One voice, a significant one, as he carries a substantial title as a "leader" of a leading denomination, referred to the "flawed moral vision" of those who those who chose to love others, regardless of their sexual preferences.  Of course, he would be referring to the Apostle Paul's words in I Corinthians to the effect that "..do you not know that the unrighteous will not inherit the kingdom of God?"  There was more of that verse to follow, but his point is obvious.   It must follow that those who disagree with his point of view are lost forever, there is no hope for their salvation.

Then, there was another point of view, this from a mere Professor of the Old Testament, at a renowned seminary, and an ordained minister in another Denomination.  She refers us to the gospel of Matthew, chapter 23, wherein Jesus condemns "leaders" who ...."tie up heavy burdens, hard to bear, and lay them on the shoulders of others, but they themselves are unwilling to lift a finger to move them."

Her point moved me as almost from the beginning of my own church life.  Over my many, many years I have known of people with "deviant" sexual preferences and have been known to be fellow members, but there was little of the antagonism that ought to be recognized in the previous leader's condemnation.

The other "voice" that I heard through my e-mails belonged to widely known - in this area, a religious teacher who refers to the constantly decreasing numbers of American Protestants.  In the '60s, they made up two thirds of the population, but today, they make up less than half.

There has to be a significant reason for this trend and I believe the answer does not come from the pulpit, but from the pew.  After a half century of serious church attendance, my response has to be centered on a simple verse that has been the back bone of Christian thought down through the centuries.

Jesus teaches in John, chapter 13, verses 34-35:  "A new commandment I give to you, that you love one another, even as I have loved you, that you also love one another.  But this all will know you are My disciples, if you have love for one another."

We must always remember, there were no "churches" then as we know them.  There were synagogues for those of the Jewish faith, but the Christian faith was developed in the hearts of those we know a the disciples and carried from home to home in all of "Judea and Samaria and even to the remotest part of the earth" as was the Lord's commandment in Acts 1:8.

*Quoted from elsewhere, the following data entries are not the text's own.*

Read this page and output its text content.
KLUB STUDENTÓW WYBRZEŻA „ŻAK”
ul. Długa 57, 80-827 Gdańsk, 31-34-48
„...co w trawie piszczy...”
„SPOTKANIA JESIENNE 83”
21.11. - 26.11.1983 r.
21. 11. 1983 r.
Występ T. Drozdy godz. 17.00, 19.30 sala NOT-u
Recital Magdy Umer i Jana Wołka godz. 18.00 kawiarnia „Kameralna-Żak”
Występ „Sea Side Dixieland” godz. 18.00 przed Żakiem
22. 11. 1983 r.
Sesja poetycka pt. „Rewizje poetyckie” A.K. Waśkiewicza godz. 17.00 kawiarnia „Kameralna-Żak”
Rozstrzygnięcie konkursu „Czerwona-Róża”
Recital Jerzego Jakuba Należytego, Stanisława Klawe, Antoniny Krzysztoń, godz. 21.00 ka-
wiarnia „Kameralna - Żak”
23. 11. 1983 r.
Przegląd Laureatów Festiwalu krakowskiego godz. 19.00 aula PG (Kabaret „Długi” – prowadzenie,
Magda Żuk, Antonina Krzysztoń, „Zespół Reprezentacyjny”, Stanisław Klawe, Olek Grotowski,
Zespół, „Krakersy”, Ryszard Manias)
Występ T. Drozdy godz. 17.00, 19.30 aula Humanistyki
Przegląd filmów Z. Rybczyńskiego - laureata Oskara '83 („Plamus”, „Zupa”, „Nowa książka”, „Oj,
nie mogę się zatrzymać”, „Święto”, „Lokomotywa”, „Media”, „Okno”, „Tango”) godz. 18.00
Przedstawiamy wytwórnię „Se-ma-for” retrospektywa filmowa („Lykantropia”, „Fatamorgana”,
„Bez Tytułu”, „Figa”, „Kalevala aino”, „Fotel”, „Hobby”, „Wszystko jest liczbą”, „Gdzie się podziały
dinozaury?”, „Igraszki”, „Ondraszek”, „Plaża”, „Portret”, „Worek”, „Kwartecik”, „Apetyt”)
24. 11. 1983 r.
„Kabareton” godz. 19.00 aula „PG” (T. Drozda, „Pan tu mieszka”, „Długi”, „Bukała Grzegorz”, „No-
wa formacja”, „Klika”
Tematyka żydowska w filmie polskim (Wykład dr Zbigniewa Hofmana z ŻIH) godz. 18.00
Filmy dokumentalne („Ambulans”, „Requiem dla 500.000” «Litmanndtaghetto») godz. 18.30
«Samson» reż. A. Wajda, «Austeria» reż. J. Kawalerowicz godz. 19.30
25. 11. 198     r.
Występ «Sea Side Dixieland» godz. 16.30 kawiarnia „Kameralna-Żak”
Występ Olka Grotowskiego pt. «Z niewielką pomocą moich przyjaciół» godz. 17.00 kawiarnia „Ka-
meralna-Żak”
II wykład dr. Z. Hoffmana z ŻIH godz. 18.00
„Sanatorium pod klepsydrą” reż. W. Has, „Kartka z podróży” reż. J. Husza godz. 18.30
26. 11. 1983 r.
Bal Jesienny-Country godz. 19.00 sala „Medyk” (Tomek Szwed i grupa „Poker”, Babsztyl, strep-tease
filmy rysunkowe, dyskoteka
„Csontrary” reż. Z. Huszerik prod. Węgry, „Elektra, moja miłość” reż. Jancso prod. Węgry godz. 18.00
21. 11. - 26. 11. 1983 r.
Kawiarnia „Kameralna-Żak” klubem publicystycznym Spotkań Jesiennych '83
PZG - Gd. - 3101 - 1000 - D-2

Those who came before us appear to have been more interested in the economies involved by calling people to the church - typically the denomination, rather than to the message of the One whose name we bear.

And proof of this takes me back to the relationship developed in the hearts of the two little girls I cited in beginning this blog.  It doesn't require a church, nor the leaders of the church, to extend the kingdom on earth of which Jesus spoke.  It merely requires that we hear of the love between the two mentioned earlier and extend that same kind of love to all others.